Climate scientists have identified carbon emissions as the major contributor to global temperature rise and have repeatedly called for sweeping overhauls in a global economy dependent on fossil fuels for energy. Realizing that wholesale change cannot be brought about by command and control, however, climate scientists have fixed their sights on raising the price of carbon emissions as the most efficient method of motivating change in energy markets and reducing emissions. A few economists chime in here and there, but given the threat to our way of life from the projected changes to Earth’s climate, we might expect that all economists would be turning their attention to the problem. Alas, with the exception of Elinor Ostrom, the Nobel prizes continue to go to those more interested in financial derivatives and labor markets than in energy markets and climate policy.

Gap between science and policy. Without serious attention from economists, who contribute disproportionately to policy formulation, it is difficult to see how the work of climate scientists will be translated into effective policy. And without a policy overhaul, changing the actions of industry and individuals on a scale large enough and fast enough to mitigate the worst effects of global warming is all but impossible.

To be fair, economic, as well as natural, science is about observation of existing conditions and discovery of underlying patterns. And while changes in the atmosphere and seas can be documented, we have yet to experience the dramatic changes to agriculture, ocean fisheries, and fresh water supplies on the scale suggested by climate science models. Even more telling, social scientists have yet to see how ordinary people will adapt to cope with famine, water shortages, and habitat destruction. The few social scientists who have examined records from past epochs of dramatic climate change have documented mass die-offs from famine and disease, social strife and civil war, and even collapse of entire civilizations. But evidence is sketchy and causal direction is only dimly understood.

Societies change slowly in reaction to experience. Progress in eradicating disease, raising standards of living, and enacting civil rights, for example, came as observers documented broad patterns of distress and joined with individuals who suffered disease, hardship, and discrimination as they sought changes to relieve that suffering. Our knowledge comes from experience and our actions are based on the promise of a remedy — whether for deadly ailments, poverty, or the degradation of second-class citizenship. Even action to prevent future bad outcomes is based on an understanding of past bad outcomes.

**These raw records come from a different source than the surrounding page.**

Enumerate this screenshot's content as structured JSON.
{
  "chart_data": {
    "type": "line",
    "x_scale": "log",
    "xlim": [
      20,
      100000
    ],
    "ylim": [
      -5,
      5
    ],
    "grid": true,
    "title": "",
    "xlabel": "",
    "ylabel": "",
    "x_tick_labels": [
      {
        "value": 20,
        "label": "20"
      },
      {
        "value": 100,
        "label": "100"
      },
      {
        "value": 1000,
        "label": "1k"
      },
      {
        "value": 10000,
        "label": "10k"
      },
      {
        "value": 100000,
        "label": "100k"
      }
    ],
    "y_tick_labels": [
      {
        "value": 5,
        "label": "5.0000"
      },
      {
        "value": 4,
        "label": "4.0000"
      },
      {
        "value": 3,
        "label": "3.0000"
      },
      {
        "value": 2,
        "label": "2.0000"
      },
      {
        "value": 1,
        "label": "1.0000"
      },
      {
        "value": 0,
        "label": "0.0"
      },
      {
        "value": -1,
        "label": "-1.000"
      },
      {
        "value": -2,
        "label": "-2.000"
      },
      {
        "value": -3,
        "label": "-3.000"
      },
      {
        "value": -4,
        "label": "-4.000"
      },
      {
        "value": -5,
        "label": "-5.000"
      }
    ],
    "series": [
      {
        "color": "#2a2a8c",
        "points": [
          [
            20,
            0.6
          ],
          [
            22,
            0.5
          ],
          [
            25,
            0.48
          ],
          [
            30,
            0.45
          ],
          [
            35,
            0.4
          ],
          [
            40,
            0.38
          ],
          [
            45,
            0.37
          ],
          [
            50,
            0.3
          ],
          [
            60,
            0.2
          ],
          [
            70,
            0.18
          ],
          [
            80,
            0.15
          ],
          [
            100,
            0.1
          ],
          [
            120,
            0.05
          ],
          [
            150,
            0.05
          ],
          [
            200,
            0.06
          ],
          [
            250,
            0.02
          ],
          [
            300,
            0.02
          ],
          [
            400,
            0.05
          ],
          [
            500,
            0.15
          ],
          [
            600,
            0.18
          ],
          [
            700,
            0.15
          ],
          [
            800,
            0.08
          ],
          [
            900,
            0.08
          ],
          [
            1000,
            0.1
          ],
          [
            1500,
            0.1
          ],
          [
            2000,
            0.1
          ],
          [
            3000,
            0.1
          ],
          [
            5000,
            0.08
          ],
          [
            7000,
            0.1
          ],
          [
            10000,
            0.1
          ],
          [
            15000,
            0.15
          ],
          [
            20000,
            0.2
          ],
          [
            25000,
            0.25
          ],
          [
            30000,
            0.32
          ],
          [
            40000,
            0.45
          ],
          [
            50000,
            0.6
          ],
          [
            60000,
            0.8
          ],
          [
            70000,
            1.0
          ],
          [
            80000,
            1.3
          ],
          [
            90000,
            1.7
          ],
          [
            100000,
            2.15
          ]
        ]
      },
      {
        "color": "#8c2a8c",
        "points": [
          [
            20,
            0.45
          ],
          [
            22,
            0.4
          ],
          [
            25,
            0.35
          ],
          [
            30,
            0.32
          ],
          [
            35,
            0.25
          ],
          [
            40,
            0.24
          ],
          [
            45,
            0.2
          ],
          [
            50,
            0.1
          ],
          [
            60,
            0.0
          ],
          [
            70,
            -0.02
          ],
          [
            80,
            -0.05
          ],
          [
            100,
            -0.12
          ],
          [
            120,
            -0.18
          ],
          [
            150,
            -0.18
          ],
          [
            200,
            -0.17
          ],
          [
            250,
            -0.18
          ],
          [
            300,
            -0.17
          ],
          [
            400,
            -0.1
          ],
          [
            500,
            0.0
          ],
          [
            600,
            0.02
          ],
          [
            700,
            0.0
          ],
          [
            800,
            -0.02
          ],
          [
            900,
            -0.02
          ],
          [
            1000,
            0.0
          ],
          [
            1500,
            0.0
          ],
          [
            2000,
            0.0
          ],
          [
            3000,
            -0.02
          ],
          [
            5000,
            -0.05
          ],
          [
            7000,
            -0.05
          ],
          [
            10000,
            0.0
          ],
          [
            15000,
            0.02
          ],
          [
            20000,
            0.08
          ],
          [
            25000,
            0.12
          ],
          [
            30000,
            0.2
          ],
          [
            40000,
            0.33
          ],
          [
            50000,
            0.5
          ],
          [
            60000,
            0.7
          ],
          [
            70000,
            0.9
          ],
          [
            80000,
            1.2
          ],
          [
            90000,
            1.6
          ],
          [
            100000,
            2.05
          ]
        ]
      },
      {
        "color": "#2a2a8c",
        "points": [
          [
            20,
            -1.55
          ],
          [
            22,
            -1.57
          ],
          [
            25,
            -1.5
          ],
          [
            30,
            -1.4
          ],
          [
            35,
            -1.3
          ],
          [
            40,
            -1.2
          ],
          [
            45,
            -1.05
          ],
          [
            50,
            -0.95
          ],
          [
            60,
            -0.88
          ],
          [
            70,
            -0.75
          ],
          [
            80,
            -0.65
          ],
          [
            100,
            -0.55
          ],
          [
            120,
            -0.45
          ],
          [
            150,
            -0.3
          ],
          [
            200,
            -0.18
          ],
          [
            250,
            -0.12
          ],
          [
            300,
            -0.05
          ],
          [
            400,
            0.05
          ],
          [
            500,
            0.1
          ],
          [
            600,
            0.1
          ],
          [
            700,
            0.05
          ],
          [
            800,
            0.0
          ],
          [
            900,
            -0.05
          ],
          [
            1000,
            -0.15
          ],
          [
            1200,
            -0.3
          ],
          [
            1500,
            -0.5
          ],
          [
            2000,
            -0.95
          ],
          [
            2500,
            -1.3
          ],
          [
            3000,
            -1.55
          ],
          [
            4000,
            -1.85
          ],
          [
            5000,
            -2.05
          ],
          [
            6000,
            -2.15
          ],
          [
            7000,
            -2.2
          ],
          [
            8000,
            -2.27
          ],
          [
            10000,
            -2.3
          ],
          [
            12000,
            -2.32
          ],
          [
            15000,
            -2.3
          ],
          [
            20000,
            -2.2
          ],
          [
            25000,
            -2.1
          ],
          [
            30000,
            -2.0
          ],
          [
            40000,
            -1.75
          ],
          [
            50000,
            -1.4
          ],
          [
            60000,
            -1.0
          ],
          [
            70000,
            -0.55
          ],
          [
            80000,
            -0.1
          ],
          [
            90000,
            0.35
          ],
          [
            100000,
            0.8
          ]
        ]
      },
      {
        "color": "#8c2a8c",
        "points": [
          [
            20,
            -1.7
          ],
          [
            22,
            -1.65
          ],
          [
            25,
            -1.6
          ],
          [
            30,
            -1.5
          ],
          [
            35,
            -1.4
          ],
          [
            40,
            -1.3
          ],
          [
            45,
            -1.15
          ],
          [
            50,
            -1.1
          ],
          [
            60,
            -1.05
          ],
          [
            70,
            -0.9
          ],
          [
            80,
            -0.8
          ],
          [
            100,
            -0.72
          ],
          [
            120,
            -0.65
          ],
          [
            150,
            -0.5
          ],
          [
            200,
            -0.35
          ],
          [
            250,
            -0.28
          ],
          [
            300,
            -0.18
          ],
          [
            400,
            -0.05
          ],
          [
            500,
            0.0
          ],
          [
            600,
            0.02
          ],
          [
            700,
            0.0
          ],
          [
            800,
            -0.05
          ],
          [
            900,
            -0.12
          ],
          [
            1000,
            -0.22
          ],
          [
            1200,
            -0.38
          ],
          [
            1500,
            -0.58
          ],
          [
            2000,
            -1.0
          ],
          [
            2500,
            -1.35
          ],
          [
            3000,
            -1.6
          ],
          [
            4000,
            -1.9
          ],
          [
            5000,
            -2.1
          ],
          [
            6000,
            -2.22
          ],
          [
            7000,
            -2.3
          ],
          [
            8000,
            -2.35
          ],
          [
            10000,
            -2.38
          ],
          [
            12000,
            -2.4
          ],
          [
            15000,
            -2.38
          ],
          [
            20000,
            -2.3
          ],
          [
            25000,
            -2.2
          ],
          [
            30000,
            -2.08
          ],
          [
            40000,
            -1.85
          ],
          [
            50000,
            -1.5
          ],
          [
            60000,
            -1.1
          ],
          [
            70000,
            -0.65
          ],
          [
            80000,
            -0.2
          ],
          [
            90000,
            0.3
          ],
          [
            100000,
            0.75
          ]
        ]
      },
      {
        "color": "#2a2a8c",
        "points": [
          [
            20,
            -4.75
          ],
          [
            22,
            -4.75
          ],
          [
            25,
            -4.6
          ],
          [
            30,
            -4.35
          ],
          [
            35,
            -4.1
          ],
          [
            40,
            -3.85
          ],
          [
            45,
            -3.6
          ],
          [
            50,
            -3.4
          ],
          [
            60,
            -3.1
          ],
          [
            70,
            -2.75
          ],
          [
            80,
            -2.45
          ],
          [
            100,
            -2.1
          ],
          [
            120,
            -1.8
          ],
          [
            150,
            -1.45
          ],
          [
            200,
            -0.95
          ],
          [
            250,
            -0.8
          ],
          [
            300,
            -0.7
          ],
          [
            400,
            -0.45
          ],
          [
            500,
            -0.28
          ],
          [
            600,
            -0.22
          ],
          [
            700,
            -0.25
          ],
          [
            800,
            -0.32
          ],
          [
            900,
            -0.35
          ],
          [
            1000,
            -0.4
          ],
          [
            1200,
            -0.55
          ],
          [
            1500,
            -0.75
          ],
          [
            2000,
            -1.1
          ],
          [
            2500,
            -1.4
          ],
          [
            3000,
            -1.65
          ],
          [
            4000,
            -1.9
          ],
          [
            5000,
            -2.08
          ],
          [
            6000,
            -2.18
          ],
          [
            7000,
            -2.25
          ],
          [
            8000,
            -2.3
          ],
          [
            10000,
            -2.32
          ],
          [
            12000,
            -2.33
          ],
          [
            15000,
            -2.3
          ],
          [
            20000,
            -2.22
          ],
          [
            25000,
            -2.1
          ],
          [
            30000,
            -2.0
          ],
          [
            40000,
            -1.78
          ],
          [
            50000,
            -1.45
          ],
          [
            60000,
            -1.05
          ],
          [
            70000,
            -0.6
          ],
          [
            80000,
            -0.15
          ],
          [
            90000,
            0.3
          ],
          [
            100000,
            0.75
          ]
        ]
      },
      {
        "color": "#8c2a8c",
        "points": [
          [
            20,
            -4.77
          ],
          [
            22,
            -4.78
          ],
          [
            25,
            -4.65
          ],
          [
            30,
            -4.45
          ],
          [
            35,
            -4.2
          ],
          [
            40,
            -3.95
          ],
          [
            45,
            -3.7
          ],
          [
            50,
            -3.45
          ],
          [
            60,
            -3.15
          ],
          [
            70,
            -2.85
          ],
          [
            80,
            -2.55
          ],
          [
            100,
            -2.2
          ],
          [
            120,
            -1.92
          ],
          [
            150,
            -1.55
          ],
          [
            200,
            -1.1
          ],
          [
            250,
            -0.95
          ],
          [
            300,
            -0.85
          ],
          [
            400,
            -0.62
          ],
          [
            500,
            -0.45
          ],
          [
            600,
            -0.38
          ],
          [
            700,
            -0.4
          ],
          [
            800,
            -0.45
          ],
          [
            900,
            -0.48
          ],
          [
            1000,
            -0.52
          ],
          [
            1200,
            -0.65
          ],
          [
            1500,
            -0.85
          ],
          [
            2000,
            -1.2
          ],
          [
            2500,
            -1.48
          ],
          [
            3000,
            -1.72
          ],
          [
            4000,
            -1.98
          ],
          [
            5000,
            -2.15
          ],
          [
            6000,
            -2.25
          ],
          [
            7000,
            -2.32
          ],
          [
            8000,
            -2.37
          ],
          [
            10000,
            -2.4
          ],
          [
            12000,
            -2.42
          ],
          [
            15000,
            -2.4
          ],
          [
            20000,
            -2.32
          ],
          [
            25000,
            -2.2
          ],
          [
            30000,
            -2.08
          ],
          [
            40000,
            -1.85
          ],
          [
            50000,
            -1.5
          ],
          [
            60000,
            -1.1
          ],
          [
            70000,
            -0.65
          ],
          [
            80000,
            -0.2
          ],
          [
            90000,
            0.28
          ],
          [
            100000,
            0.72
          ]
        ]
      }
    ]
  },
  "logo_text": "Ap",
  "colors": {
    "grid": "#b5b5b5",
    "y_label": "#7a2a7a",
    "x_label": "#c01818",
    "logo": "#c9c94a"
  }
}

Individuals and societies have not observed directly the disruptions in store for them as the Earth heats up. We have no way of experiencing now the new patterns of life and death that will prevail on a planet with a radically different habitat from the one in which humans evolved. But by the time our observing, learning species is able to experience this new world, it will be too late for even the simplest remedies. To survive, societies will need to invent new ways of thinking, a new science of the future, and policies that serve the common good for generations to come.